Complications of diabetes include nephropathy, neuropathy, retinopathy, and cardiovascular disease. To detect the presence of comorbidities, the ADA recommends blood pressure measurement, a fasting lipid panel, assessment of random urine albumin-to-creatinine ratio, and a dilated eye examination at the time of the diabetes diagnosis.54 Treatments to decrease cardiovascular risk can include antihypertensive medications. Management to decrease microvascular complications includes routine eye exams for retinopathy, urinary albumin excretion for nephropathy, and foot exams for neuropathy.

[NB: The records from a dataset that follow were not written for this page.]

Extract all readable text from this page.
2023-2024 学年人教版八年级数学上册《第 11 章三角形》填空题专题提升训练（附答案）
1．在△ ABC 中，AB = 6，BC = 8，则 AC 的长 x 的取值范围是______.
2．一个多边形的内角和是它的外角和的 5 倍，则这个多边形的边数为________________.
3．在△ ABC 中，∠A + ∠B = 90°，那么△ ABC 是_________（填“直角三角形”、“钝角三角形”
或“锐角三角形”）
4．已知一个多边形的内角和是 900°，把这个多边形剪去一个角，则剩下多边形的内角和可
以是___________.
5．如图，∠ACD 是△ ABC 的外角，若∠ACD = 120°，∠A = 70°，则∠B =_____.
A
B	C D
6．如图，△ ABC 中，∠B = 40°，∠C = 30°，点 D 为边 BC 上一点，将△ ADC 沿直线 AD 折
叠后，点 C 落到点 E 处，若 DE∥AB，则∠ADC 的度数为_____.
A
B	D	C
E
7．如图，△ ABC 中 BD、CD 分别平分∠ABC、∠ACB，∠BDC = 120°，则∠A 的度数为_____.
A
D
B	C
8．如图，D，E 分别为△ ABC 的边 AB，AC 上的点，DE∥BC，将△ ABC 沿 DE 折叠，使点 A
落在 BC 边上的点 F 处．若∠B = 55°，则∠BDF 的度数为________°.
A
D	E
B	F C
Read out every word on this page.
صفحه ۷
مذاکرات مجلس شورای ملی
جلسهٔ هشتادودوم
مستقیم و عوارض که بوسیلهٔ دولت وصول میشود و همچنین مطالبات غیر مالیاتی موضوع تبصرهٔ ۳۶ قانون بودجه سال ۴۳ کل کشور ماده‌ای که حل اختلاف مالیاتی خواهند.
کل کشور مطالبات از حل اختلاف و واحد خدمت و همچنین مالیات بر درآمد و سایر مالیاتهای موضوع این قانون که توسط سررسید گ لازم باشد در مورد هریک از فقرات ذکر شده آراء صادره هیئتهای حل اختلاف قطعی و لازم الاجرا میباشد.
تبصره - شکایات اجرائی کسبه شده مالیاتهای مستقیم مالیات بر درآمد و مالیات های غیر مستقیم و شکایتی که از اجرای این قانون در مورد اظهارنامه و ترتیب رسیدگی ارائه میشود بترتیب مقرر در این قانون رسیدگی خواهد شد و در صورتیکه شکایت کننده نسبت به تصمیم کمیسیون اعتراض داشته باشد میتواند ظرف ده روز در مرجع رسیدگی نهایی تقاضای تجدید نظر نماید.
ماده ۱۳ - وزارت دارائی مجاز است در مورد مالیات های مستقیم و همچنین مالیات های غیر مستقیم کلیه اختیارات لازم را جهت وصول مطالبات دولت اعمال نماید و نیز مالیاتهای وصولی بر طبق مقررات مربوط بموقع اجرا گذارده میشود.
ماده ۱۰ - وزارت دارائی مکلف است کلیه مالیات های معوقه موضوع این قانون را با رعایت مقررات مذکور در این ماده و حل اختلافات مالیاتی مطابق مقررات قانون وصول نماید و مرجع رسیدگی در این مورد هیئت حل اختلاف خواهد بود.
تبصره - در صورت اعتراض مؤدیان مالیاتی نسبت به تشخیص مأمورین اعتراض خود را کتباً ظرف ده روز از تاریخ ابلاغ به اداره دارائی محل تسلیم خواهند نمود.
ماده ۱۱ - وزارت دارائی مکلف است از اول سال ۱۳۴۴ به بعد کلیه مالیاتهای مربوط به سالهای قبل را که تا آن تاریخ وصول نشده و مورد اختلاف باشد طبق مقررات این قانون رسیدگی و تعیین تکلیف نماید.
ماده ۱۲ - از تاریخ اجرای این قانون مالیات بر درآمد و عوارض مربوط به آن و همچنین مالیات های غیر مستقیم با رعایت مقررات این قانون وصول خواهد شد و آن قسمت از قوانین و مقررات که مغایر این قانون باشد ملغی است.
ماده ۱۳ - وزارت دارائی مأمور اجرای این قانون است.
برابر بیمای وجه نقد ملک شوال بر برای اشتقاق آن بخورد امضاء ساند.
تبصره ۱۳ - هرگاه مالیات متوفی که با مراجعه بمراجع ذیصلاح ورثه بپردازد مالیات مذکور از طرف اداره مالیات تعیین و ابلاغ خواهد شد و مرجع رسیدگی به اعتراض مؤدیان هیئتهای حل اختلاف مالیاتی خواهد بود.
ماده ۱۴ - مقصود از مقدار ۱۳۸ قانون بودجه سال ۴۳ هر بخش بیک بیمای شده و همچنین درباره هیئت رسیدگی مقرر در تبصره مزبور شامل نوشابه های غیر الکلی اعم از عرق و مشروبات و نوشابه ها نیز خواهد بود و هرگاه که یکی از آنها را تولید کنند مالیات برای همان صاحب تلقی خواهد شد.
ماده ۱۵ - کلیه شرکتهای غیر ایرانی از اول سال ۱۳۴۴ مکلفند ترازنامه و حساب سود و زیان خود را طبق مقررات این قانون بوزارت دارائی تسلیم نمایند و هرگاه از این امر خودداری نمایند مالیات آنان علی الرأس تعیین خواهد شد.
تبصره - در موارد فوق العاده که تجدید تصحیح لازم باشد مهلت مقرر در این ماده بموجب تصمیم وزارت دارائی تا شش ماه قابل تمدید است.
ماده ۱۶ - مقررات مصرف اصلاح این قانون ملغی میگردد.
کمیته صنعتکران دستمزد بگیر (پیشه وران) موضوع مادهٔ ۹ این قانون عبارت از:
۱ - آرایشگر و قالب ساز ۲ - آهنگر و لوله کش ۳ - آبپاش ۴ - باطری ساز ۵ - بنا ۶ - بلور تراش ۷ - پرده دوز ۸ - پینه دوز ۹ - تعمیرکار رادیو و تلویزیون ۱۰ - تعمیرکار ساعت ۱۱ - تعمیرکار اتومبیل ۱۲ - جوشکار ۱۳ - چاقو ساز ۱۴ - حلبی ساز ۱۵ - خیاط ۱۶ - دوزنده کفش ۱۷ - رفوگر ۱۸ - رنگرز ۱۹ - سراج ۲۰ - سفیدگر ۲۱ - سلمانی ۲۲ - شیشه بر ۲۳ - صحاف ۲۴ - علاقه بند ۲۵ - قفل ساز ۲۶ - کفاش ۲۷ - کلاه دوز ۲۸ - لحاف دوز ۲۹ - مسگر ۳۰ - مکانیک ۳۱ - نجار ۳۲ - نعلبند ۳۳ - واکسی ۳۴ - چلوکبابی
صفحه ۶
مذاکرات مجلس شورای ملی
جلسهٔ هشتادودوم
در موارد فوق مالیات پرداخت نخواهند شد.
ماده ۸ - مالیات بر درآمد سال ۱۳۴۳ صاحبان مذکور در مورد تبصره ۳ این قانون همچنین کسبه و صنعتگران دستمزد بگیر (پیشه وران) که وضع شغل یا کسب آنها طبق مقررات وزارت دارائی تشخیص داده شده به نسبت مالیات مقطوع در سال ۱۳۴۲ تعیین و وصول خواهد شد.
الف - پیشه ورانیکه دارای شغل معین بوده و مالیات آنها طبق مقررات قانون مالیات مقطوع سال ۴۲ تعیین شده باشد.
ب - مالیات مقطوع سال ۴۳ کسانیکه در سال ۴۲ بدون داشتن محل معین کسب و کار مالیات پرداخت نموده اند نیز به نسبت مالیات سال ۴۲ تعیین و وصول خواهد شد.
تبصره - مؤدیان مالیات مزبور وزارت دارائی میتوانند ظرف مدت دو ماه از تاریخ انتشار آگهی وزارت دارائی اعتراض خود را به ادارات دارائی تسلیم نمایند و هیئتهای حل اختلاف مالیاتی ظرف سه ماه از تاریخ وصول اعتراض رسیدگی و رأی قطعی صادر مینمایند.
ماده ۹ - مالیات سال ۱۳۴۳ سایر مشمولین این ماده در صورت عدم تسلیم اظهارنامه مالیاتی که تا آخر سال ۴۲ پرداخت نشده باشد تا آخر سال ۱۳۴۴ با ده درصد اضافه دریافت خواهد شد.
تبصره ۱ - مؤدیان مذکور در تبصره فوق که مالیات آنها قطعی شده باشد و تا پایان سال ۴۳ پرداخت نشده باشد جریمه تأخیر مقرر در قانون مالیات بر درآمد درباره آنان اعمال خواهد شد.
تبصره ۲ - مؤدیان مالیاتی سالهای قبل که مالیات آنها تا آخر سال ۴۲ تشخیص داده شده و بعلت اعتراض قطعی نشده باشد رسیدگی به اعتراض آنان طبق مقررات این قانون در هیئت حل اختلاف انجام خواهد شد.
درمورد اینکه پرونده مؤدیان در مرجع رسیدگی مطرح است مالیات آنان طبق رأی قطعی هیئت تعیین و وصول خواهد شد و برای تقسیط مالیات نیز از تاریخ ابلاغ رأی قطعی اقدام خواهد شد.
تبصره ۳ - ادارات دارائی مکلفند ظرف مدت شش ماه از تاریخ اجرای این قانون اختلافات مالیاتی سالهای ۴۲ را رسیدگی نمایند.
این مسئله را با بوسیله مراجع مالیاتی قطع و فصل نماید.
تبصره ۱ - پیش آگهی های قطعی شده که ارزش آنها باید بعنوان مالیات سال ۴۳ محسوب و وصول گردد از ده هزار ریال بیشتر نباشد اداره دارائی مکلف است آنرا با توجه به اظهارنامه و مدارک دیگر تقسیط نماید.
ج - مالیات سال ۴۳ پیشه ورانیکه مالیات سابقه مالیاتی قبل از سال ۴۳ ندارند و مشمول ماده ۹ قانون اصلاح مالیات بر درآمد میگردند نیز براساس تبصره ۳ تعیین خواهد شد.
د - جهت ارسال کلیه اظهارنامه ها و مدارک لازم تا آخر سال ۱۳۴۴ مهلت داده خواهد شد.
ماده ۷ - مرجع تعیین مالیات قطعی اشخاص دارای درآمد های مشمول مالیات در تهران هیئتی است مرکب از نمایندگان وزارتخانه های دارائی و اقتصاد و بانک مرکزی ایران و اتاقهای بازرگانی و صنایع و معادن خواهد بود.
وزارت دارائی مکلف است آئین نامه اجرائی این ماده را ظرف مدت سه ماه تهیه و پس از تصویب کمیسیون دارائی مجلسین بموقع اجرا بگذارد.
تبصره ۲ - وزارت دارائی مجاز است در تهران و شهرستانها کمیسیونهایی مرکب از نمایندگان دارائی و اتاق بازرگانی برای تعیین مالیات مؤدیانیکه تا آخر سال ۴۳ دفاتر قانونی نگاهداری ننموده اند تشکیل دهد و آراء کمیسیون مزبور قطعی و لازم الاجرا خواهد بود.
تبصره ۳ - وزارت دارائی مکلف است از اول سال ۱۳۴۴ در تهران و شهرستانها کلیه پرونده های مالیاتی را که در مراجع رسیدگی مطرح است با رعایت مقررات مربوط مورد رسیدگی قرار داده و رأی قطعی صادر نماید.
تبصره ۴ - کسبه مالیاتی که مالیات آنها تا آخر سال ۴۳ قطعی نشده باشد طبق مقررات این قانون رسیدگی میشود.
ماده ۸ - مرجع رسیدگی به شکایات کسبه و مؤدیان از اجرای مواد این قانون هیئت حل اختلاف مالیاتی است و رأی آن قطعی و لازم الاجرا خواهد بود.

The ADA encourages the cessation or abstinence of smoking and substance use in children and young adults with type 2 diabetes because it may increase their risk of cardiovascular and blood glucose control problems.

Clinical Practice in the United States and Recommendations of Other Organizations

In recent years, several U.S. and international professional organizations have issued recommendations for screening asymptomatic at-risk children and adolescents for prediabetes and type 2 diabetes (Appendix A Table 1). In 2020, the ADA published a position statement on managing youth-onset type 2 diabetes.47 The ADA recommends risk-based screening for type 2 diabetes in children after onset of puberty or age 10 years who are overweight (BMI ≥85th percentile) or obese (BMI ≥95th percentile) and have one or more additional risk factors for diabetes. Such additional risk factors include maternal history of diabetes or gestational diabetes mellitus during the child’s gestation; family history of type 2 diabetes in first- or second-degree relative; being a member of a high-risk racial/ethnic group, including Native American, African American, Latino, Asian American, and Pacific Islander; or signs of insulin resistance or conditions associated with insulin resistance, including acanthosis nigricans, hypertension, dyslipidemia, polycystic ovary syndrome, or small-for-gestational-age birth weight.17 In terms of screening frequency, the ADA recommends screening to be repeated every 3 years if tests are normal or more frequently if BMI increases.47 The ADA recommends testing with fasting plasma glucose, 2-h plasma glucose (PG) after 75-g OGTT, or an A1c. Further, the ADA recommends that children and adolescents who are overweight or obese for whom the diagnosis of type 2 diabetes is being considered have a panel of pancreatic autoantibodies tested to exclude the possibility of autoimmune type 1 diabetes.